Maintien et apprentissages à l’école maternelle

L’école maternelle n’est pas le lieu de l’apprentissage formel de la lecture, de l’écriture et de l’arithmétique, même en troisième année. Pourtant, à côté d’activités ciblées sur le développement psychomoteur, socioaffectif, corporel, il n’est pas rare que des classes de 3e maternelle frôlent en quelque sorte les limites d’une « pré-première » en abordant des apprentissages formels normalement réservés au début de l’enseignement primaire : écriture-recopiage de petits textes, calcul mental décontextualisé, utilisation de correspondance lettres-sons… De telles pratiques partent d’une bonne intention : faire en sorte que les élèves soient déjà bien « armés » pour faire face aux exigences de la 1re primaire.
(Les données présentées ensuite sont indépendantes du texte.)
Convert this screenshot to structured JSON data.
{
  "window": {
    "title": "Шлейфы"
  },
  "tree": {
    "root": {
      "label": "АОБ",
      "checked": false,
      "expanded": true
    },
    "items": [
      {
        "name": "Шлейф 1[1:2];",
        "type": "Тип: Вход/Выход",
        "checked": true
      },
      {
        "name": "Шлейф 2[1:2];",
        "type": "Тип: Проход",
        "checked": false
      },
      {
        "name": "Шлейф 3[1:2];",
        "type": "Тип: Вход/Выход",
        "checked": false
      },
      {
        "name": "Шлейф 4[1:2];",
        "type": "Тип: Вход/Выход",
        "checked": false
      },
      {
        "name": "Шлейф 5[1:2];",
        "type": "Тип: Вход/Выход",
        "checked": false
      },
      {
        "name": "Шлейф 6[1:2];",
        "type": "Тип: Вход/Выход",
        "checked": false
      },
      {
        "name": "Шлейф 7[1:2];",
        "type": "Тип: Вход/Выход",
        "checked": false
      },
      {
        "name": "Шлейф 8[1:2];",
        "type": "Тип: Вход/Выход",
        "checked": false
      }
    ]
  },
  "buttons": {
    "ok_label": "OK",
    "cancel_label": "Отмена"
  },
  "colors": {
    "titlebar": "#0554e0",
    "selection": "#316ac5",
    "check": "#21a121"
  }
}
Toutefois, le développement de certains élèves de 3e maternelle les empêche de répondre à ces exigences formelles prématurées. Ceci aboutit à la situation où des élèves risquent d’être maintenus en 3e maternelle sur base d’apprentissages de 1re primaire. Si l’école maternelle n’est pas le lieu des apprentissages formels, elle joue néanmoins un rôle crucial dans le développement des habiletés qui participeront favorablement à l’acquisition de la lecture, de l’écriture et des mathématiques.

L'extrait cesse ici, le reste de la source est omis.